Por revelación de secretos

Imputan al ex alto cargo de Moncloa Alberto Pozas por el presunto espionaje a Podemos

Por esos hechos también prestó declaración el propio Villarejo, que dijo que una copia con los datos del dispositivo llegó a la redacción de la revista 'Interviú' cuando Pozas era su director

Foto: El último director de la desaparecida revista 'Interviú', Alberto Pozas. (EFE)
El último director de la desaparecida revista 'Interviú', Alberto Pozas. (EFE)

El último director de 'Interviú' y responsable de Información Nacional en la Moncloa hasta la pasada semana, Alberto Pozas Fernández, ha sido imputado por revelación de secretos en la última derivada del caso Villarejo: el presunto espionaje a Podemos por parte de la cúpula policial. Tras acudir a declarar este lunes a la Audiencia Nacional como testigo y reconocer que fue él quien entregó la información al comisario jubilado, el juez Manuel García-Castellón ha interrumpido la comparecencia y ha anunciado que se le citará en otra fecha como investigado para que acuda con un abogado, informan fuentes jurídicas a El Confidencial. El magistrado busca así esclarecer el robo del móvil a una asesora de Podemos, un dispositivo cuyos datos acabaron en manos del comisario retirado, que admitió que elaboró un informe y se lo entregó a sus superiores.

El líder de Podemos, Pablo Iglesias, declaró como perjudicado ante el magistrado que Antonio Asensio, presidente del Grupo Zeta, editora de 'Interviú', le entregó la tarjeta del móvil que fue sustraído a la asesora del partido Dina Bousselham en 2016. Por esos hechos, también prestó declaración el propio Villarejo, que dijo que una copia con los datos del dispositivo llegó a la redacción de la revista 'Interviú' en un 'pendrive'. El semanario consideró que el contenido no era publicable y el que era su director, Alberto Pozas —nombre que no citó—, se lo hizo llegar al policía retirado y hoy encarcelado. Pozas ha abandonado este lunes la Audiencia Nacional tras poco más de media hora, pero ha evitado responder a las preguntas de los periodistas.

El propio presidente del Grupo Zeta, Antonio Asensio, acudió también a declarar como testigo el pasado 2 de abril, asegurando a su salida de la Audiencia Nacional que se trataba de un "tema menor". El que fuera director de 'Interviú', sin embargo, presentó su dimisión como director de Información Nacional en la Moncloa el pasado jueves, para lo que alegó que su nombre estaba siendo "utilizado" para "atacar" al presidente del Gobierno, Pedro Sánchez, y no lo podía "permitir".

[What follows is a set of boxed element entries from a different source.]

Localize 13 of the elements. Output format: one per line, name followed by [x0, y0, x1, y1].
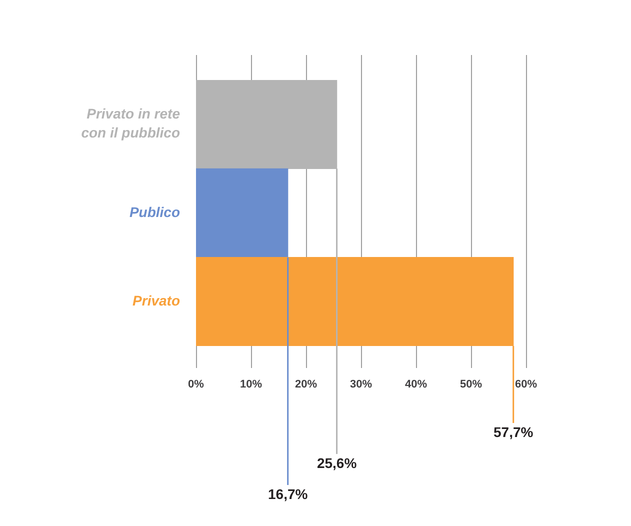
data-label: 25,6% [316, 454, 358, 471]
data-label: 16,7% [268, 486, 308, 502]
x-tick-label: 30% [350, 378, 372, 391]
data-label: 57,7% [494, 424, 534, 440]
y-tick-label: Privato [132, 292, 180, 309]
x-tick-label: 60% [514, 378, 538, 391]
x-tick-label: 40% [404, 378, 428, 391]
y-tick-label: Publico [129, 204, 180, 220]
x-tick-label: 10% [240, 378, 262, 391]
x-tick-label: 50% [460, 378, 482, 391]
x-tick-label: 0% [188, 378, 204, 391]
y-tick-label: Privato in rete con il pubblico [81, 106, 180, 141]
x-tick-label: 20% [294, 378, 318, 391]
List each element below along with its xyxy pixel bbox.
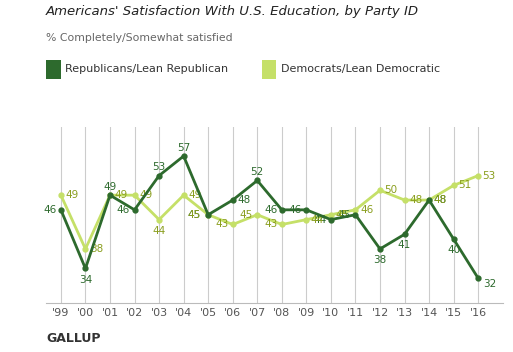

"Sin hacerme el interesante, he visto de todo, y en los últimos 10 años, como director de 'Interviú', no os quiero ni contar. Aunque hubo muy poco tiempo para aceptar el puesto que me ofrecían, hicimos un breve repaso de las cosas pendientes que heredaba de la dirección de 'Interviú', y en ningún momento fui capaz de valorar que un asunto que en otras circunstancias podría ser menor fuera a convertirse en una especie de bomba informativa en plena campaña electoral. Pensé que conocía la política, pero he aprendido una nueva lección: con las urnas cerca, hasta el arcoíris puede verse en noche cerrada", argumentó en un mensaje enviado a los periodistas.

El robo del móvil

En noviembre de 2017, los responsables de la investigación hallaron durante el registro de la vivienda del policía Villarejo un soporte de memoria con información de un móvil de Dina Bousselham, actual dirigente de Podemos en la Comunidad de Madrid. Los archivos habrían sido extraídos del teléfono a lo largo de 2016, cuando Dina ejercía como asesora de Iglesias y mantenía con él una estrecha relación de trabajo.

Ante las implicaciones que podía tener sacar a la luz un material de ese tipo, los jefes editoriales de 'Interviú' decidieron meterlo todo en un cajón

La memoria del aparato guardaba abundante documentación sobre el funcionamiento ordinario de Podemos, pero también conversaciones privadas con otros dirigentes del partido y fotografías comprometedoras de índole personal. Gran parte de los datos afectaban directamente a Pablo Iglesias, aunque el móvil que había sufrido el robo pertenecía oficialmente a una simple colaboradora.

Tras llegar la información a 'Interviú', sus responsables estudiaron detenidamente el contenido de la tarjeta, sobre todo, las imágenes. De todos modos, ante las implicaciones que podía tener sacar a la luz un material de ese tipo, los jefes editoriales del medio decidieron meter las fotografías y el resto de archivos en un cajón. La tarjeta de memoria, que había llegado a la revista en un intento de que se publicara para intentar dañar la imagen personal de los protagonistas, parecía que ya no tendría ningún valor.